Le visage de la lycéenne brune s'orne d'un sourire de bonheur, tandis que celui de son amie semble calme, et doux. D'aussi loin qu'elle se souvienne, Koko a toujours été aussi sereine. Et les quelques fois où elle l'a vue plus renfrognée, elle ne faisait que la voir passer, de loin. Elle la serre dans ses bras, et Reiko enroule les siens autour de sa taille, plus timide dans son étreinte.
- Je suis tellement contente de te voir ! Tu passes la journée là, seulement ?
Elle hoche la tête.
- Oui, je dois partir pour six heures, le temps de rentrer. Je suis venue à vélo.
L'autre sursaute :
- A vélo ?! Mais tu as passé combien de temps sur la route ! On a mis une heure et quart en voiture et toi, tu es venue à vélo ? Tu es folle ?
- Moins de deux heures. Je vais bien. Je suis passée par chez ma Grand-Mère. Je te signale que j'habite en périphérie de la ville, moi. Je n'ai pas tout à traverser pour venir ici, répond-elle en haussant les épaules. Et puis de toute façon, je gère mon temps, d'accord ? Comment va Eimi ?
La jeune fille note à peine le changement de sujet, et répond enthousiaste, alors qu'elles se mettent à marcher :
- Bien, elle s'est déjà faite de nouveaux amis.
- Et toi ?
L'adolescente grince des dents, et lui demande son sourire le plus ironique :
- Et toi ?
- Je m'en sors bien. Mais tu sais bien que je n'ai pas d'autre amis que toi. Je n'ai pas prévu de faire un investissement social inutile. Je ferais des efforts l'année prochaine, ou celle d'après. A toi.
Matsumoto soupire.
- Tu sais... les autres me font un peu peur. Comme je suis la cousine de Tooru, la plupart des filles qui viennent me parler me demandent son numéro de téléphone. Je n'arrive pas à faire le tri.
- Et les filles de la danse ?
Elles marchent jusqu'au petit lac du parc, les mains dans les poches, se méfiant parfois du temps pluvieux, et des oiseaux invasifs.

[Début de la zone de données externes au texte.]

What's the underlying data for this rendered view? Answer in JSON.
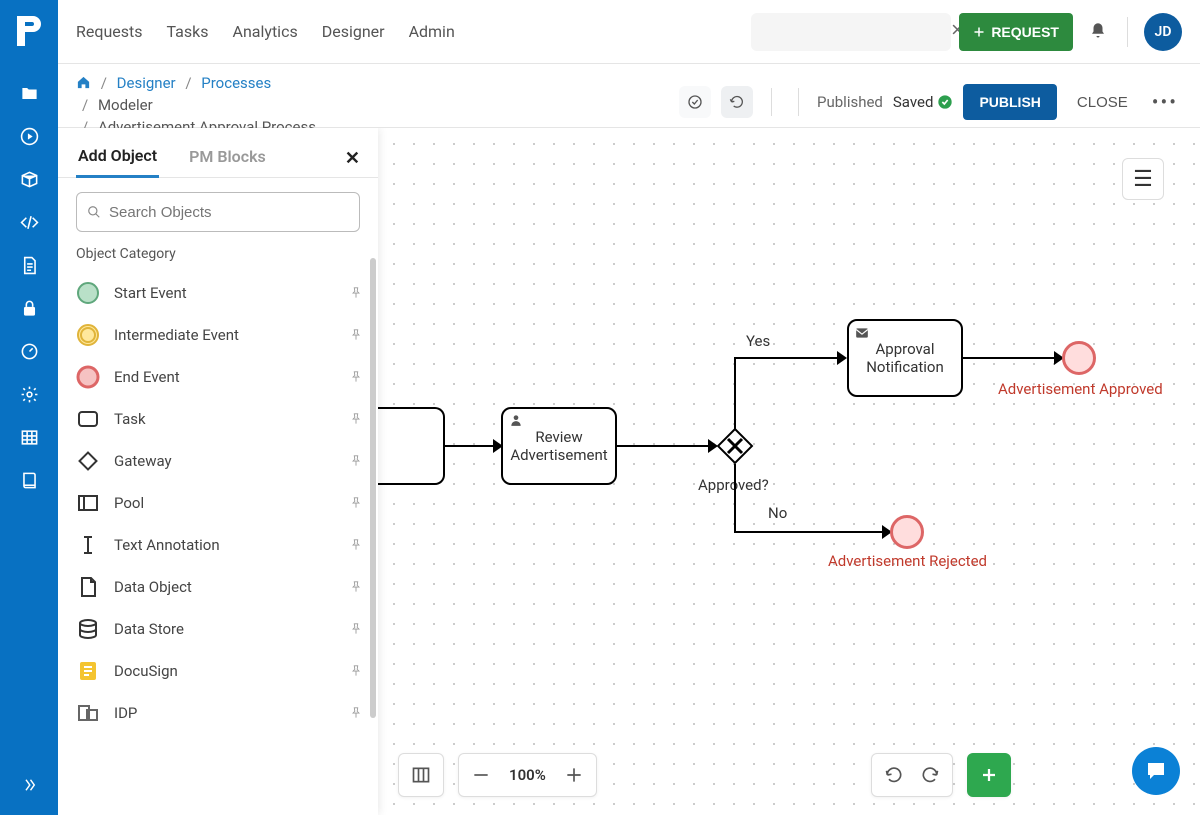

- Je ne peux pas dire que je m'entends bien avec elles. Je ne les connais que depuis trois jours. Mais je pense que ça peut aller.
- Tant mieux. Tu n'as pas besoin d'être proche de tes camarades de classe. C'est plus pratique, mais si tu préfères les filles de la danse, fais-toi plaisir. Tu es du genre extraverti, en règle générale, ne reste pas toute seule, ça va te faire déprimer.
Reiko sort de son sac à dos un sachet de papier, dans lequel de petites pâtisseries encore tièdes attendent de se faire dévorer. Les yeux de Matsumoto brillent de surprise, et elle s'écrie en prenant l'un des mochis verts :
- Tu es passée par chez ta Grand-Mère !
- Bien sûr que oui, je ne pouvais pas arriver les mains vides.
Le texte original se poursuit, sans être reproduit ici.